The third part is a more generic round where the examiner will ask you questions on a related topic. You will have to present a broad view of the topic that is asked and your ability to analyze a subject matter will be tested here.

In this blog, we will be talking about 10 common IELTS Speaking topics that have reappeared over the years. These topics need to be dealt with before handedly so that one does not fumble while one is speaking during the main test. 

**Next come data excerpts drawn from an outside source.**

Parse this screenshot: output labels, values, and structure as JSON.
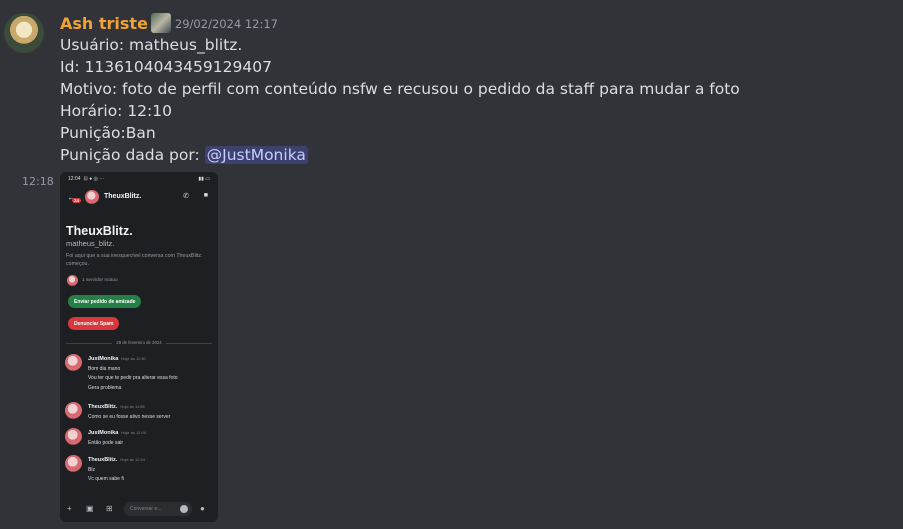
{
  "message": {
    "author": "Ash triste",
    "timestamp": "29/02/2024 12:17",
    "lines": {
      "usuario": "Usuário: matheus_blitz.",
      "id": "Id: 1136104043459129407",
      "motivo": "Motivo: foto de perfil com conteúdo nsfw e recusou o pedido da staff para mudar a foto",
      "horario": "Horário: 12:10",
      "punicao": "Punição:Ban",
      "dada_por_label": "Punição dada por:",
      "mention": "@JustMonika"
    }
  },
  "attachment": {
    "time": "12:18",
    "status_time": "12:04",
    "back_badge": "24",
    "header_name": "TheuxBlitz.",
    "profile_name": "TheuxBlitz.",
    "profile_handle": "matheus_blitz.",
    "description": "Foi aqui que a sua inesquecível conversa com TheuxBlitz. começou.",
    "mutual": "1 servidor mútuo",
    "friend_button": "Enviar pedido de amizade",
    "spam_button": "Denunciar Spam",
    "date_divider": "29 de fevereiro de 2024",
    "messages": [
      {
        "name": "JustMonika",
        "time": "Hoje às 11:30",
        "lines": [
          "Bom dia mano",
          "Vou ter que te pedir pra alterar essa foto",
          "Gera problema"
        ]
      },
      {
        "name": "TheuxBlitz.",
        "time": "Hoje às 11:56",
        "lines": [
          "Como se eu fosse ativo nesse server"
        ]
      },
      {
        "name": "JustMonika",
        "time": "Hoje às 12:04",
        "lines": [
          "Então pode sair"
        ]
      },
      {
        "name": "TheuxBlitz.",
        "time": "Hoje às 12:04",
        "lines": [
          "Blz",
          "Vc quem sabe fi"
        ]
      }
    ],
    "input_placeholder": "Conversar e..."
  }
}
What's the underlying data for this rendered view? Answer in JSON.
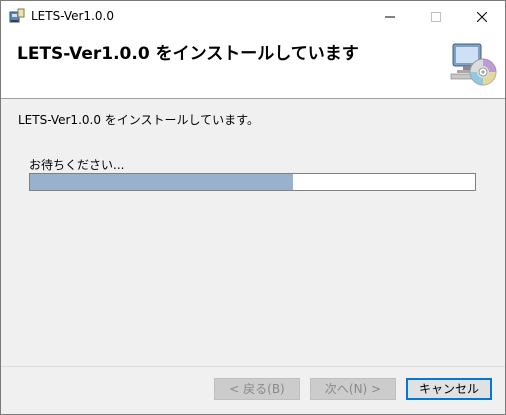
{
  "window": {
    "title": "LETS-Ver1.0.0"
  },
  "header": {
    "title": "LETS-Ver1.0.0 をインストールしています",
    "icon": "installer-disc-icon"
  },
  "main": {
    "message": "LETS-Ver1.0.0 をインストールしています。",
    "wait_label": "お待ちください...",
    "progress_fraction": 0.59,
    "progress_color": "#98b1cc"
  },
  "buttons": {
    "back_label": "< 戻る(B)",
    "next_label": "次へ(N) >",
    "cancel_label": "キャンセル"
  },
  "colors": {
    "accent": "#0078d7"
  }
}
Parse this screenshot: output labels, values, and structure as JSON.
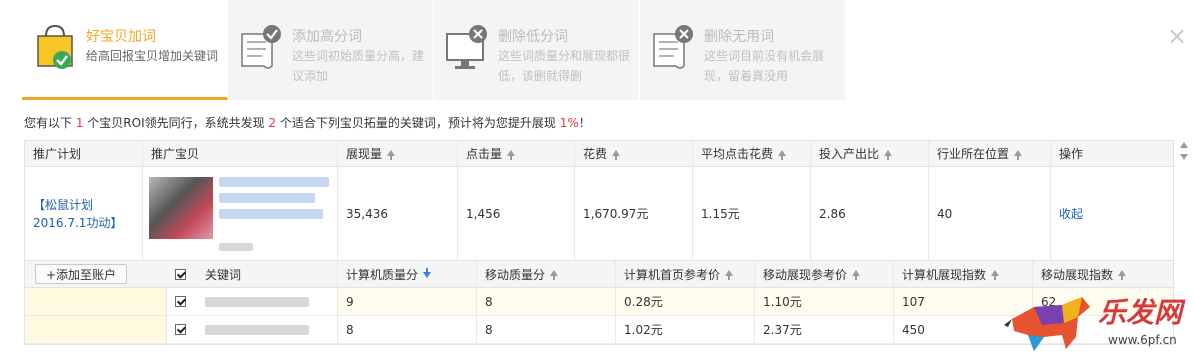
{
  "tabs": [
    {
      "title": "好宝贝加词",
      "desc": "给高回报宝贝增加关键词",
      "icon": "shopping-bag-check-icon"
    },
    {
      "title": "添加高分词",
      "desc": "这些词初始质量分高，建议添加",
      "icon": "document-check-icon"
    },
    {
      "title": "删除低分词",
      "desc": "这些词质量分和展现都很低，该删就得删",
      "icon": "monitor-remove-icon"
    },
    {
      "title": "删除无用词",
      "desc": "这些词目前没有机会展现，留着真没用",
      "icon": "document-remove-icon"
    }
  ],
  "close_label": "×",
  "notice": {
    "p1": "您有以下 ",
    "n1": "1",
    "p2": " 个宝贝ROI领先同行，系统共发现 ",
    "n2": "2",
    "p3": " 个适合下列宝贝拓量的关键词，预计将为您提升展现 ",
    "n3": "1%",
    "p4": "！"
  },
  "main_headers": [
    "推广计划",
    "推广宝贝",
    "展现量",
    "点击量",
    "花费",
    "平均点击花费",
    "投入产出比",
    "行业所在位置",
    "操作"
  ],
  "main_row": {
    "plan": "【松鼠计划2016.7.1功动】",
    "impressions": "35,436",
    "clicks": "1,456",
    "cost": "1,670.97元",
    "cpc": "1.15元",
    "roi": "2.86",
    "position": "40",
    "action": "收起"
  },
  "add_button": "+添加至账户",
  "sub_headers": [
    "关键词",
    "计算机质量分",
    "移动质量分",
    "计算机首页参考价",
    "移动展现参考价",
    "计算机展现指数",
    "移动展现指数"
  ],
  "sub_rows": [
    {
      "pc_score": "9",
      "mobile_score": "8",
      "pc_price": "0.28元",
      "mobile_price": "1.10元",
      "pc_index": "107",
      "mobile_index": "62"
    },
    {
      "pc_score": "8",
      "mobile_score": "8",
      "pc_price": "1.02元",
      "mobile_price": "2.37元",
      "pc_index": "450",
      "mobile_index": ""
    }
  ],
  "watermark": {
    "brand": "乐发网",
    "url": "www.6pf.cn"
  },
  "colors": {
    "accent": "#f5a623",
    "link": "#1f5fb0",
    "highlight": "#e4393c"
  }
}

10 IELTS Speaking topics that have a tendency of repeating themselves over the years are:

  • Describing a person you know
  • Talking about someone who has influenced you
  • Describing a gift you’ve received or given someone
  • Describing a positive memory from your childhood
  • Describing a favourite song
  • Speaking about a sports event that you wish to be a part of
  • Talking about a vacation that you’ve recently taken
  • Describing your favourite part of the day
  • Talking about a device that you use the most
  • Speaking about a task you’ve recently accomplished & been proud of

Once you have successfully completed the Speaking part 2 of your Speaking test, answering the questions that are directed towards you will not seem much difficult while you’re attempting the third part. The key to acing these rounds is remaining confident and coherent. Even while you’re speaking on topics that you’ve already practiced on, do not repeat points. Be as specific as you can and steer yourself back to the main topic if you feel that you’re digressing.
If the topic asks you to describe a famous tradition in your country, do not launch into a discussion about how traditions need to be celebrated in other countries. Your speech should cover aspects such as – 

  • Which tradition is it?
  • What is its significance?
  • How is it celebrated?
  • How do I celebrate it?
  • How does it impact me?

While practicing using these common topics, time yourself at 1 minute , 30 seconds. You will be given a total of two minutes to speak but you must practice completing your speech thirty seconds before the time is up so that all the main points are covered and nothing is left incomplete or unclear.